Ratzeburg. Manchmal klingelt sein Telefon schon in den frühen Morgenstunden, dann zieht sich Jürgen Hensel die lila Weste über, die ihn als Seelsorger ausweist, und fährt los, den Helfern helfen. Hensel ist Notfall- und Feuerwehrseelsorger im Kreis Herzogtum Lauenburg. Die Leitstelle ruft den 56-Jährigen an, wenn ein Team einen belastenden Einsatz hatte oder wenn Angehörige ihn brauchen. Er hört zu, wenn sich Feuerwehrleute von der Seele reden müssen, dass sie einen Jugendlichen nur noch tot aus einem Unfallauto bergen konnten, wenn es Sanitätern nicht gelungen ist, das kleine Herz eines Säuglings wieder zum Schlagen zu bringen, oder wenn ein Infarkt ein Mann aus dem Leben gerissen hat.
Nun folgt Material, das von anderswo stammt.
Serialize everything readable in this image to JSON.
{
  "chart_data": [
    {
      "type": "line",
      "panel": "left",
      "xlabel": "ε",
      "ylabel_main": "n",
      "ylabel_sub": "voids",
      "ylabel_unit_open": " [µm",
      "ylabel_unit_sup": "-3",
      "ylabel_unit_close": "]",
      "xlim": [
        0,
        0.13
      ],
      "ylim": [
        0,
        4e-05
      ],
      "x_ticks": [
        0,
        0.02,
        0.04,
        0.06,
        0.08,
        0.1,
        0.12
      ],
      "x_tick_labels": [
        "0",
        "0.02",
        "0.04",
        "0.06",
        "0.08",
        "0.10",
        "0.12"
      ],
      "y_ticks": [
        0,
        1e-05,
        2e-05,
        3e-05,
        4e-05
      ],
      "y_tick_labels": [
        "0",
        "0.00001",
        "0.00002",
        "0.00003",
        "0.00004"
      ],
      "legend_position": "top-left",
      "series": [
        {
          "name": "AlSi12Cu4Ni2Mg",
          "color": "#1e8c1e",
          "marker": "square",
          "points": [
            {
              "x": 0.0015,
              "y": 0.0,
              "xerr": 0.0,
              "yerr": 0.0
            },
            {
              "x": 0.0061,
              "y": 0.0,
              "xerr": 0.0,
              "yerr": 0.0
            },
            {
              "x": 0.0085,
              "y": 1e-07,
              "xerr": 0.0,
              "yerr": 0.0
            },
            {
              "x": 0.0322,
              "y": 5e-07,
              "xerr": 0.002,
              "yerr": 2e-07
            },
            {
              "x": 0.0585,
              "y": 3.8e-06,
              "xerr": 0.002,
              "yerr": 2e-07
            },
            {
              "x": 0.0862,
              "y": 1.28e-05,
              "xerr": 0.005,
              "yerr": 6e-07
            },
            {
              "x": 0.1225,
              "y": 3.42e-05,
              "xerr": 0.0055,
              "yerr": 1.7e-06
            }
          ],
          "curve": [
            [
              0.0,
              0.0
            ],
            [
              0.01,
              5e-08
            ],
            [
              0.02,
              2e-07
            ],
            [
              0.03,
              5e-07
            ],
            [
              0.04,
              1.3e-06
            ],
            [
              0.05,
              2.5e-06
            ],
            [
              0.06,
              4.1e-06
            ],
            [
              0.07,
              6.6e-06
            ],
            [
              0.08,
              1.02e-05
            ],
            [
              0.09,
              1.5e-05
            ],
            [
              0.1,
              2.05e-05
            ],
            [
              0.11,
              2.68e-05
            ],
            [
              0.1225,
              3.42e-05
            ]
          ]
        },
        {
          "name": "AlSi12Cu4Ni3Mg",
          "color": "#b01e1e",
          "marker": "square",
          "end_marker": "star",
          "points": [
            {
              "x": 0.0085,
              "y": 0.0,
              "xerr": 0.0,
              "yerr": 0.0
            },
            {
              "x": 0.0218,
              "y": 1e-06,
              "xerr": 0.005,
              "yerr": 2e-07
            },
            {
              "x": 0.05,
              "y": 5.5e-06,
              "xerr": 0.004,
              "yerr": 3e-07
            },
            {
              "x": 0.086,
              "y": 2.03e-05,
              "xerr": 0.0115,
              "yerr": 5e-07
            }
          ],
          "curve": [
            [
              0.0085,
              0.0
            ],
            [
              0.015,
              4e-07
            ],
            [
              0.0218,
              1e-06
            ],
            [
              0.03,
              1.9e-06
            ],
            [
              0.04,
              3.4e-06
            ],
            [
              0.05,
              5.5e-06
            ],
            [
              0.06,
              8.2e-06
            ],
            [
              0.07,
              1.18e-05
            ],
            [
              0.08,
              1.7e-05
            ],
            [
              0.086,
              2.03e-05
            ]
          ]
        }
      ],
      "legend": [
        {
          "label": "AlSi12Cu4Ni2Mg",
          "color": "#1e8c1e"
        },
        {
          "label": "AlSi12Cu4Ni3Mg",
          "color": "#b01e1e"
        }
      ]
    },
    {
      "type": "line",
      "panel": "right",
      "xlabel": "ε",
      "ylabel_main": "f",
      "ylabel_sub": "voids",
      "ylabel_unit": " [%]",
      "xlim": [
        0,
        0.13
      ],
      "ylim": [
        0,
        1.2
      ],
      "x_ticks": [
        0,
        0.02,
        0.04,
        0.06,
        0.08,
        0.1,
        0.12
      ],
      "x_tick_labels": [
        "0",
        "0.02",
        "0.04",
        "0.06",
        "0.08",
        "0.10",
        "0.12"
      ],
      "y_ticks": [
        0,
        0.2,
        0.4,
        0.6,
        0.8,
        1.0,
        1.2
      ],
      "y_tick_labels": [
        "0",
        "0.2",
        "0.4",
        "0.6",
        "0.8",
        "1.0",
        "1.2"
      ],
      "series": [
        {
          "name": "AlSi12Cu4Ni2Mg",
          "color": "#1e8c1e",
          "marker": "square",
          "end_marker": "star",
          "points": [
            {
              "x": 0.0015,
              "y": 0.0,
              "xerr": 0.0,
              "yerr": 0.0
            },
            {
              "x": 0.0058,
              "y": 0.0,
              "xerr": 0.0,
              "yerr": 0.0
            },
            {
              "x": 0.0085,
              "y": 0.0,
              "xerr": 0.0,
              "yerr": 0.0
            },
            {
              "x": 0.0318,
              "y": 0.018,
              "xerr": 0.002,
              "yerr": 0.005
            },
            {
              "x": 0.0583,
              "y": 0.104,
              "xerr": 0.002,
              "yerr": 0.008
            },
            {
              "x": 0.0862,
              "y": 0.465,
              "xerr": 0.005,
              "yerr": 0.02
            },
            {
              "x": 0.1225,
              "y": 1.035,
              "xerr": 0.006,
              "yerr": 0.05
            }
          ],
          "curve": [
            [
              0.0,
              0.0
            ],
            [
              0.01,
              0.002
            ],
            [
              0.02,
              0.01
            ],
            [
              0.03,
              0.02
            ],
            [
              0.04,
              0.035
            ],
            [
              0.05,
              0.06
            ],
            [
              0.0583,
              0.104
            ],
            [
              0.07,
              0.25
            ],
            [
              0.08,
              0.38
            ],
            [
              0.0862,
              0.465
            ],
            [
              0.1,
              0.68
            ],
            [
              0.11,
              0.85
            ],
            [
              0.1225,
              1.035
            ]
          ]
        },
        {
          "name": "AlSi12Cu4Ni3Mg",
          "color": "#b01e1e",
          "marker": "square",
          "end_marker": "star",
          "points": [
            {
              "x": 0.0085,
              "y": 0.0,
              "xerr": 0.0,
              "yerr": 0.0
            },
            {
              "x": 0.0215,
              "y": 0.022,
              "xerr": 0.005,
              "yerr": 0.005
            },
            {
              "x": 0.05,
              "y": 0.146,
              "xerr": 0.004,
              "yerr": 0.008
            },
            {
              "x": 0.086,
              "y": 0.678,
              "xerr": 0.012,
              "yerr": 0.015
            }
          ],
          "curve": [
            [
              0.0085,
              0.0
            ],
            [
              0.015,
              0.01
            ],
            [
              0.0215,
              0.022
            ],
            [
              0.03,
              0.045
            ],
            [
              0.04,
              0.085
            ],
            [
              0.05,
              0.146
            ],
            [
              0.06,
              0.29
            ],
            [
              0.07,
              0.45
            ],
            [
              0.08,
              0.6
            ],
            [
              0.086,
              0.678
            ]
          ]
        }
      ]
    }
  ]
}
Hensel schenkt Zeit, ist da, und leistet „erste Hilfe für die Seele“.
Hensel bescheinigt sich selbst eine „Blaulichtaffinität“. Schon seinen Zivildienst hat er beim Rettungsdienst absolviert. Mit der Arbeit als Rettungssanitäter finanzierte er sich das Theologiestudium. In Ratzeburg trat der Gemeindepastor vor sechs Jahren auch der Freiwilligen Feuerwehr bei und fährt bis heute mit in den Einsatz, wenn die Wehr gerufen wird, egal ob sie eine Ölspur beseitigen oder bei einem Verkehrsunfall helfen muss.
Auch als Feuerwehrmann im Einsatz
Frauke Eiben, Pröpstin im Kirchenkreis Lübeck-Lauenburg, wusste von seinem Engagement und sprach ihn deshalb an, als die Stelle in der Notfallseelsorge neu besetzte werden sollte. Hensel sagte zu, obwohl sein Herz auch an der Gemeindearbeit hängt. Er begann mit einer Viertelstelle, nach und nach wurde sein Einsatzbereich immer größer. Seit 1. September arbeitet er in Vollzeit als Seelsorger und ist zusammen mit acht weiteren „Nachsorgern“ für den gesamten Kreis Herzogtum Lauenburg mit seinen 120 Wehren und rund 170 Mitarbeitern im Rettungsdienst zuständig.
Seine eigenen Erfahrungen helfen ihm. Er findet es wichtig zu wissen, wovon Haupt- und Ehrenamtliche sprechen. Nur wenn sie ihm vertrauen, wenden sie sich an ihn. Davon ist er überzeugt. So ist er nun manchmal in unterschiedlichen Rollen im Einsatz: entweder als Feuerwehrmann bei seiner Wehr oder als Seelsorger.
Rund 200 Menschen pro Jahr brauchen die seelsorgerliche Hilfe von ihm oder einem seiner Kollegen. Die Notfalleinsätze dauern im Durchschnitt rund zweieinhalb Stunden. Manchmal begleitet Hensel jemanden aber auch über mehrere Monate, so wie den Feuerwehrkameraden, der seine junge Frau durch einen Unfall verlor. Die zwei Kinder des Paares waren noch klein. „Das geht einem sehr nach“, sagt Hensel.